The band wasn’t slacking on stage, either: Cloud Nothings offered one of the most energizing sets I’ve seen on campus all year, a blistering full-band run through Attack on Memory that left me hoarse and seeping sweat. Highlights on the stage included the album opener “No Future/No Past,” which pushes fiercely towards a scorching climax (“NO FUTURE! NO PAST!”), and “Wasted Days,” which offers the most patient noise build-up this side of Polvo’s “Stinger (Five Wigs).” The band played nothing from earlier records, which seemed appropriate enough—is it even the same band anymore?

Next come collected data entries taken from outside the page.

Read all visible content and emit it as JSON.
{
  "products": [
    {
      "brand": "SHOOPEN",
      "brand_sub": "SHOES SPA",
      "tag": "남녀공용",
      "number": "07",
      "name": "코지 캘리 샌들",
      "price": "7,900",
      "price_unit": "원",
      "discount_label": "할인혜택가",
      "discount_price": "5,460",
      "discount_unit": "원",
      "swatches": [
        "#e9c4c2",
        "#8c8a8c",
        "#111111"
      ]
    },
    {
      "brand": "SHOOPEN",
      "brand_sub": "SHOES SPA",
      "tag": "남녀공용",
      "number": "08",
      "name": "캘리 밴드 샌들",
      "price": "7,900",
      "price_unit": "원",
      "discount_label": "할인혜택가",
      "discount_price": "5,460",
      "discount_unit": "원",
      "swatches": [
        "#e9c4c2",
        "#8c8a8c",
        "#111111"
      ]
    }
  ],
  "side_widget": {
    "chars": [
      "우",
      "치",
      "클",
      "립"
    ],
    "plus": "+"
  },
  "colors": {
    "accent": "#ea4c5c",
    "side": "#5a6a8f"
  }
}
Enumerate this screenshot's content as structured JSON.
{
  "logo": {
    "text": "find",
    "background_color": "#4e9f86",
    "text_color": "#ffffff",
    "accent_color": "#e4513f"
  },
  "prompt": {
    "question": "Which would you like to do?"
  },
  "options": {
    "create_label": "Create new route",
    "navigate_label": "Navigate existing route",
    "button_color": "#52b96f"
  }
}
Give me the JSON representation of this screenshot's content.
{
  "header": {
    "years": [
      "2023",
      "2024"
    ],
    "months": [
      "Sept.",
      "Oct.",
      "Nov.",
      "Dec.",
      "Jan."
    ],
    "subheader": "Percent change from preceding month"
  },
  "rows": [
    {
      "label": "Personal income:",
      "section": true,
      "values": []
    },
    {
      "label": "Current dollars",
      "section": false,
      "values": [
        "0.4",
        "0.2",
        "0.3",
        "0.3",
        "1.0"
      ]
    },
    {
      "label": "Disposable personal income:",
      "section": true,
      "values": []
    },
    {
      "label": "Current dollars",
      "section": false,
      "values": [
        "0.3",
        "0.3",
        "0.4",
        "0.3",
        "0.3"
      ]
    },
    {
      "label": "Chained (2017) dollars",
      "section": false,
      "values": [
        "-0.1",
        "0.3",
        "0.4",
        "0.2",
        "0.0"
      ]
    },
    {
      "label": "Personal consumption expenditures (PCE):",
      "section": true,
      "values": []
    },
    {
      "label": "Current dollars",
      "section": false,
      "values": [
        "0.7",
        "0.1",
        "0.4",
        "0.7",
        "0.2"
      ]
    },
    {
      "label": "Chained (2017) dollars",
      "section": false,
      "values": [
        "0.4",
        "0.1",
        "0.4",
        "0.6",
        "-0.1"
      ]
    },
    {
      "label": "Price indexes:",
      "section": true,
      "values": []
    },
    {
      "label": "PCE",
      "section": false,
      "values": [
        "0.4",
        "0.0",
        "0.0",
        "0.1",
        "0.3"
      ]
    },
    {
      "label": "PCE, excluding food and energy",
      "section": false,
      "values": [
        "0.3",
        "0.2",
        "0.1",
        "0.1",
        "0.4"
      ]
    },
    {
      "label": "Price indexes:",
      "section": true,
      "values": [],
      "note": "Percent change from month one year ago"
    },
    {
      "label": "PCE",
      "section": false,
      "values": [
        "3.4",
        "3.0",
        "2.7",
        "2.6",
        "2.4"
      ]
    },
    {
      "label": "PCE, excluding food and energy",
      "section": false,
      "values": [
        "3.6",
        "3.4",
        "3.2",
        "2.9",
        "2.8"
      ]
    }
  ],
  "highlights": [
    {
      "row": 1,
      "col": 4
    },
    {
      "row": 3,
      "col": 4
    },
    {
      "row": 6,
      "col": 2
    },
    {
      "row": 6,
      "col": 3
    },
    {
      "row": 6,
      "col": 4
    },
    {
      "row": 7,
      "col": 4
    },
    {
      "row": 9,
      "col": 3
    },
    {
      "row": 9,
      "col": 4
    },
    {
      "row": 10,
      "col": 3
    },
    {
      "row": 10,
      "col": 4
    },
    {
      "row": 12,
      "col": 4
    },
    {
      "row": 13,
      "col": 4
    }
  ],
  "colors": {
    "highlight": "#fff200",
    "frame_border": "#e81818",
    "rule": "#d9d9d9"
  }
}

Cloud Nothings wasn’t the closer, though it certainly could have been. Instead, as I dried the sweat off, Baltimore-based electro-pop-whatever trio Future Islands took the stage around 11 p.m., when the crowd reached full capacity. Culling much of its set from 2011’s well-received Before the Bridge, the band’s set merged 80s New Wave fancy with some raw, sad-eyed desperation that only Future Islands can evoke. Gerrit Welmers held down the fort on keyboards and drum programming, and William Cashion kept the bass steady with admirable aplomb, but Samuel Herring held the crowd’s attention throughout most of the 45-minute set; the fearless lead singer and frontman gyrated, dove, and occasionally crawled across every inch of Eclectic’s stage, staring down individual members of the audience with manic glee.

“You guys have got a special thing going on here,” Herring told the crowd toward the beginning of Future Islands’ pulsing set, while smiling at the animated crowd/band interaction. “You should keep it going.”

I agree—I only hope we can match it when Weezer and Green Day come to Eclectic this Friday.